I have a confession: I have kitchen gadget lust. When I moved to New York, my grandmother was heading down to Florida, so she gave me her entire kitchen. I was lucky enough to start my adult like with a full complement of pots and pans. And french fry slicers, melon ballers, icing spatulas, and vintage Corningware. The real kicker: metal sporks. I’m not kidding. Here’s a snapshot to prove it:

So, I took contented myself for a few years with what I got for free.  Then my hand mixer broke and I splurged on a purty buttercup-yellow Kitchenaid.  Beginning of the end: my increased baking abilities led to increased baking which led to pastry tubes, more pans, cake carriers.  All in a New York kitchen so tiny I can’t get a decent angle to show you a picture: Mark Bittman’s, which actually has a full-size stove, is luxurious by comparison.

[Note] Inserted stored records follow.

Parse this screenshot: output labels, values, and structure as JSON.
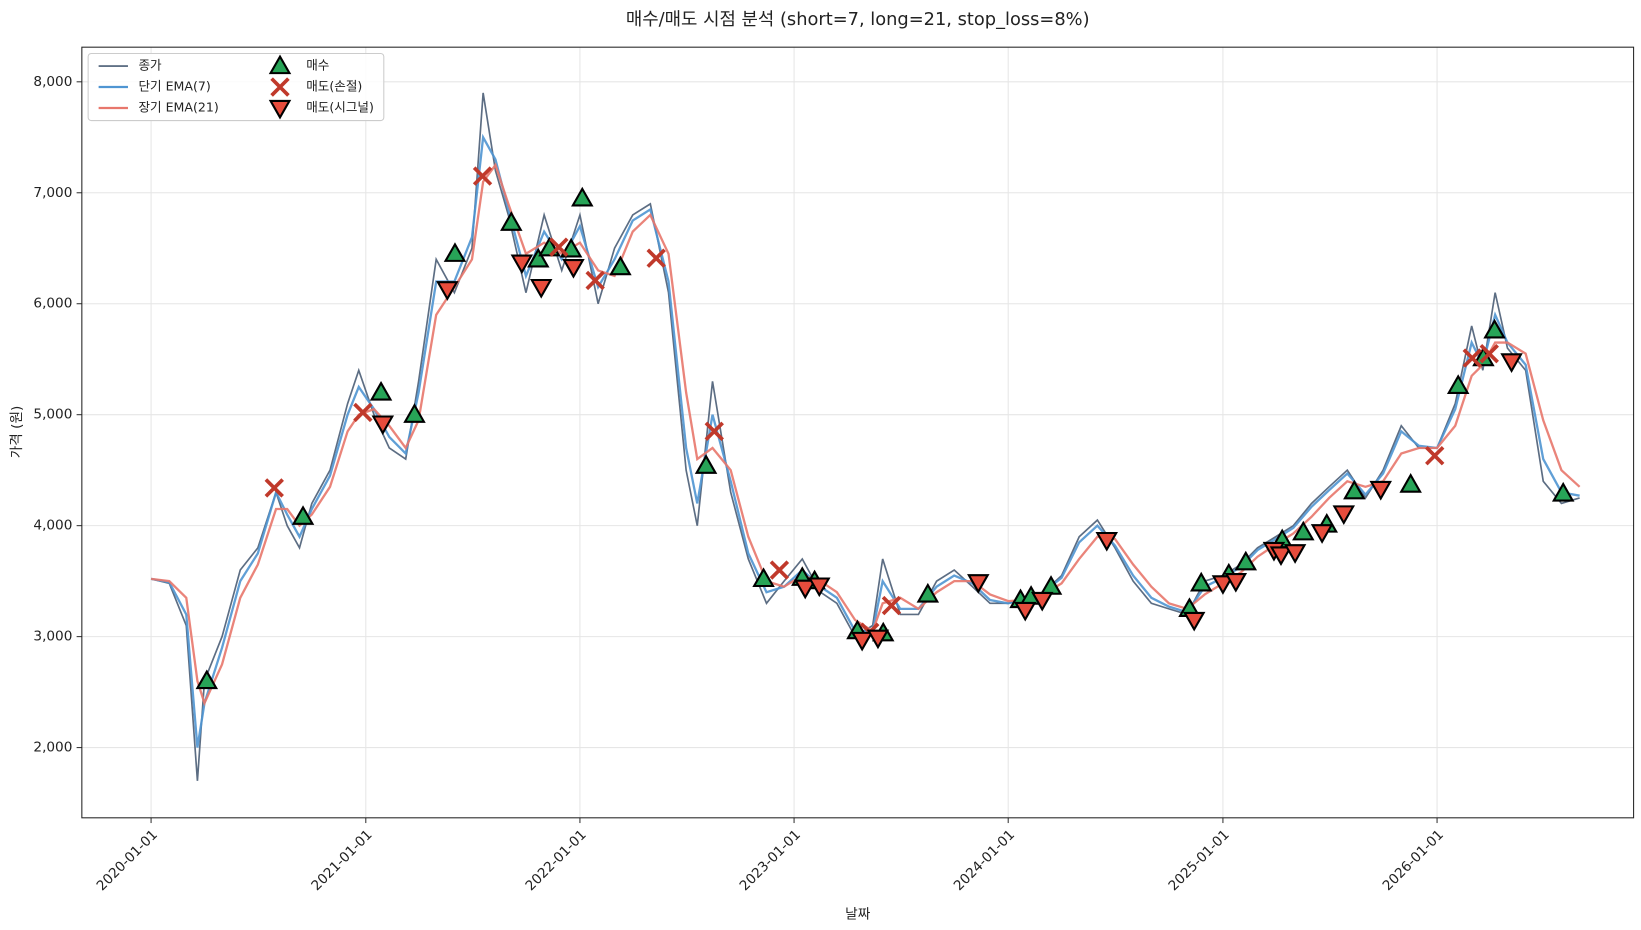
{
  "chart_data": {
    "type": "line",
    "title": "매수/매도 시점 분석 (short=7, long=21, stop_loss=8%)",
    "xlabel": "날짜",
    "ylabel": "가격 (원)",
    "x": [
      "2020-01-01",
      "2020-02-01",
      "2020-03-01",
      "2020-03-20",
      "2020-04-01",
      "2020-05-01",
      "2020-06-01",
      "2020-07-01",
      "2020-08-01",
      "2020-08-20",
      "2020-09-10",
      "2020-10-01",
      "2020-11-01",
      "2020-12-01",
      "2020-12-20",
      "2021-01-15",
      "2021-02-10",
      "2021-03-10",
      "2021-04-01",
      "2021-05-01",
      "2021-06-01",
      "2021-07-01",
      "2021-07-20",
      "2021-08-10",
      "2021-09-01",
      "2021-10-01",
      "2021-11-01",
      "2021-12-01",
      "2022-01-01",
      "2022-02-01",
      "2022-03-01",
      "2022-04-01",
      "2022-05-01",
      "2022-06-01",
      "2022-07-01",
      "2022-07-20",
      "2022-08-15",
      "2022-09-15",
      "2022-10-15",
      "2022-11-15",
      "2022-12-15",
      "2023-01-15",
      "2023-02-15",
      "2023-03-15",
      "2023-04-15",
      "2023-05-15",
      "2023-06-01",
      "2023-07-01",
      "2023-08-01",
      "2023-09-01",
      "2023-10-01",
      "2023-11-01",
      "2023-12-01",
      "2024-01-01",
      "2024-02-01",
      "2024-03-01",
      "2024-04-01",
      "2024-05-01",
      "2024-06-01",
      "2024-07-01",
      "2024-08-01",
      "2024-09-01",
      "2024-10-01",
      "2024-11-01",
      "2024-12-01",
      "2025-01-01",
      "2025-02-01",
      "2025-03-01",
      "2025-04-01",
      "2025-05-01",
      "2025-06-01",
      "2025-07-01",
      "2025-08-01",
      "2025-09-01",
      "2025-10-01",
      "2025-11-01",
      "2025-12-01",
      "2026-01-01",
      "2026-02-01",
      "2026-03-01",
      "2026-03-20",
      "2026-04-10",
      "2026-05-01",
      "2026-06-01",
      "2026-07-01",
      "2026-08-01",
      "2026-09-01"
    ],
    "series": [
      {
        "name": "종가",
        "color": "#4a5d75",
        "width": 1.6,
        "values": [
          3520,
          3480,
          3100,
          1700,
          2600,
          3000,
          3600,
          3800,
          4300,
          4000,
          3800,
          4200,
          4500,
          5100,
          5400,
          5000,
          4700,
          4600,
          5300,
          6400,
          6100,
          6500,
          7900,
          7200,
          6800,
          6100,
          6800,
          6300,
          6800,
          6000,
          6500,
          6800,
          6900,
          6100,
          4500,
          4000,
          5300,
          4300,
          3700,
          3300,
          3500,
          3700,
          3400,
          3300,
          3000,
          3100,
          3700,
          3200,
          3200,
          3500,
          3600,
          3450,
          3300,
          3300,
          3350,
          3400,
          3550,
          3900,
          4050,
          3800,
          3500,
          3300,
          3250,
          3200,
          3500,
          3550,
          3650,
          3800,
          3900,
          4000,
          4200,
          4350,
          4500,
          4250,
          4500,
          4900,
          4700,
          4700,
          5100,
          5800,
          5400,
          6100,
          5600,
          5400,
          4400,
          4200,
          4250
        ]
      },
      {
        "name": "단기 EMA(7)",
        "color": "#4f95d2",
        "width": 2.2,
        "values": [
          3520,
          3490,
          3200,
          2000,
          2400,
          2900,
          3500,
          3750,
          4300,
          4100,
          3900,
          4150,
          4450,
          5000,
          5250,
          5050,
          4800,
          4650,
          5200,
          6200,
          6200,
          6600,
          7500,
          7300,
          6850,
          6250,
          6650,
          6400,
          6700,
          6150,
          6400,
          6750,
          6850,
          6200,
          4700,
          4200,
          5000,
          4400,
          3750,
          3400,
          3450,
          3600,
          3450,
          3350,
          3050,
          3050,
          3500,
          3250,
          3250,
          3450,
          3550,
          3480,
          3330,
          3300,
          3340,
          3400,
          3530,
          3850,
          4000,
          3820,
          3550,
          3350,
          3270,
          3220,
          3450,
          3530,
          3630,
          3780,
          3880,
          3980,
          4170,
          4320,
          4470,
          4280,
          4470,
          4850,
          4720,
          4700,
          5050,
          5650,
          5450,
          5900,
          5650,
          5450,
          4600,
          4300,
          4270
        ]
      },
      {
        "name": "장기 EMA(21)",
        "color": "#e8776c",
        "width": 2.2,
        "values": [
          3520,
          3500,
          3350,
          2600,
          2400,
          2750,
          3350,
          3650,
          4150,
          4150,
          4000,
          4100,
          4350,
          4850,
          5000,
          5050,
          4900,
          4700,
          4950,
          5900,
          6150,
          6400,
          7100,
          7250,
          6900,
          6450,
          6550,
          6450,
          6550,
          6300,
          6250,
          6650,
          6800,
          6450,
          5200,
          4600,
          4700,
          4500,
          3900,
          3500,
          3450,
          3550,
          3500,
          3400,
          3150,
          3050,
          3300,
          3350,
          3250,
          3400,
          3500,
          3500,
          3380,
          3320,
          3330,
          3380,
          3480,
          3700,
          3900,
          3880,
          3650,
          3450,
          3300,
          3250,
          3380,
          3480,
          3580,
          3720,
          3830,
          3930,
          4080,
          4250,
          4400,
          4350,
          4400,
          4650,
          4700,
          4700,
          4900,
          5350,
          5450,
          5650,
          5650,
          5550,
          4950,
          4500,
          4350
        ]
      },
      {
        "name": "매수",
        "marker": "^",
        "color": "#27a457",
        "x": [
          "2020-04-05",
          "2020-09-16",
          "2021-01-27",
          "2021-03-25",
          "2021-06-02",
          "2021-09-06",
          "2021-10-22",
          "2021-11-10",
          "2021-12-17",
          "2022-01-05",
          "2022-03-11",
          "2022-08-04",
          "2022-11-10",
          "2023-01-15",
          "2023-02-05",
          "2023-04-19",
          "2023-06-02",
          "2023-08-17",
          "2024-01-22",
          "2024-02-09",
          "2024-03-14",
          "2024-11-05",
          "2024-11-25",
          "2025-01-11",
          "2025-02-09",
          "2025-04-12",
          "2025-05-18",
          "2025-06-27",
          "2025-08-13",
          "2025-11-17",
          "2026-02-06",
          "2026-03-21",
          "2026-04-09",
          "2026-08-04"
        ],
        "values": [
          2600,
          4080,
          5200,
          5000,
          6450,
          6730,
          6400,
          6500,
          6490,
          6950,
          6330,
          4540,
          3520,
          3530,
          3500,
          3050,
          3030,
          3380,
          3330,
          3360,
          3450,
          3250,
          3480,
          3560,
          3670,
          3870,
          3940,
          4010,
          4310,
          4370,
          5260,
          5510,
          5760,
          4290
        ]
      },
      {
        "name": "매도(손절)",
        "marker": "x",
        "color": "#c0392b",
        "x": [
          "2020-07-29",
          "2020-12-27",
          "2021-07-19",
          "2021-11-26",
          "2022-01-27",
          "2022-05-11",
          "2022-08-18",
          "2022-12-07",
          "2023-05-10",
          "2023-06-16",
          "2025-12-28",
          "2026-03-02",
          "2026-03-31"
        ],
        "values": [
          4340,
          5020,
          7150,
          6510,
          6210,
          6410,
          4850,
          3600,
          3040,
          3280,
          4630,
          5510,
          5550
        ]
      },
      {
        "name": "매도(시그널)",
        "marker": "v",
        "color": "#e74c3c",
        "x": [
          "2021-01-30",
          "2021-05-20",
          "2021-09-24",
          "2021-10-27",
          "2021-12-21",
          "2023-01-20",
          "2023-02-13",
          "2023-04-27",
          "2023-05-24",
          "2023-11-11",
          "2024-01-30",
          "2024-02-28",
          "2024-06-17",
          "2024-11-13",
          "2025-01-01",
          "2025-01-23",
          "2025-03-29",
          "2025-04-10",
          "2025-05-04",
          "2025-06-19",
          "2025-07-26",
          "2025-09-27",
          "2026-05-08"
        ],
        "values": [
          4920,
          6130,
          6370,
          6150,
          6330,
          3440,
          3460,
          2970,
          2990,
          3490,
          3240,
          3330,
          3870,
          3150,
          3480,
          3500,
          3780,
          3740,
          3760,
          3940,
          4110,
          4330,
          5480
        ]
      }
    ],
    "xlim": [
      "2019-09-05",
      "2026-12-02"
    ],
    "xticks": [
      "2020-01-01",
      "2021-01-01",
      "2022-01-01",
      "2023-01-01",
      "2024-01-01",
      "2025-01-01",
      "2026-01-01"
    ],
    "ylim": [
      1367,
      8312
    ],
    "yticks": [
      {
        "value": 2000,
        "label": "2,000"
      },
      {
        "value": 3000,
        "label": "3,000"
      },
      {
        "value": 4000,
        "label": "4,000"
      },
      {
        "value": 5000,
        "label": "5,000"
      },
      {
        "value": 6000,
        "label": "6,000"
      },
      {
        "value": 7000,
        "label": "7,000"
      },
      {
        "value": 8000,
        "label": "8,000"
      }
    ],
    "grid": true,
    "legend": "upper left"
  }
}
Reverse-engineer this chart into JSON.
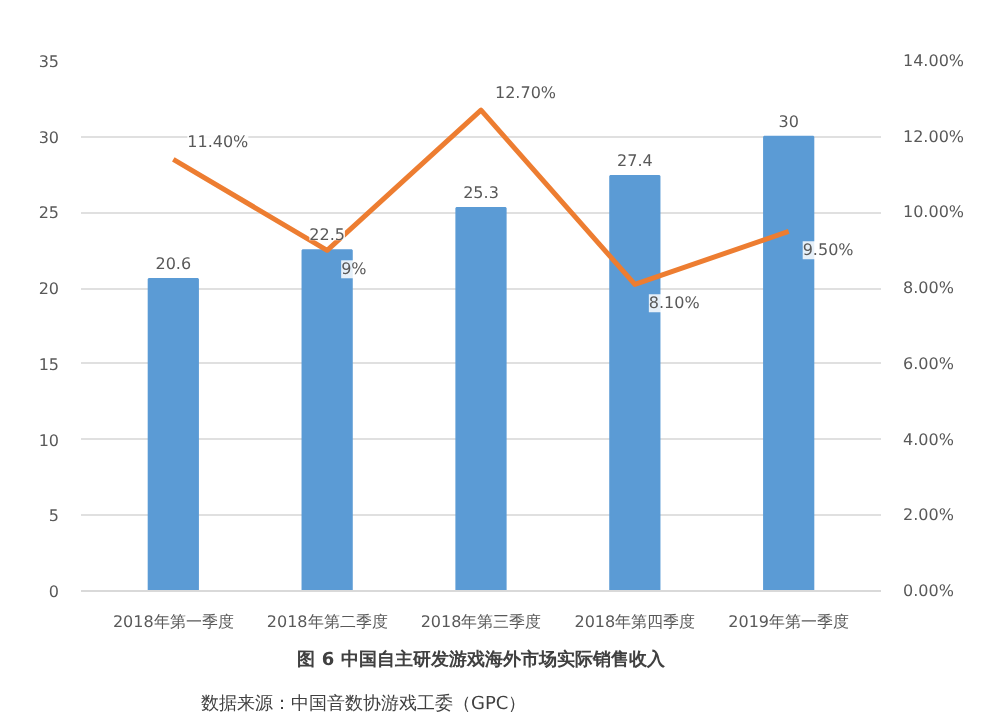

I was recently thinking, as my acquisitions slowly started to encroach on my roommate’s designated cabinet space, about the days when I traveled lighter – just pots and pans.  And sporks.  Mrs. Child makes a good point: very often, with a little more work, we can get results by hand that cooks now accomplish with utensils and machines.  So, I’m putting a moratorium on gadget-buying.  I’m going to try to stay humble, per Mrs. Child, and separate “want” and “need” when I go to Sur La Table and Broadway Panhandler.  Any thoughts on the line between these two?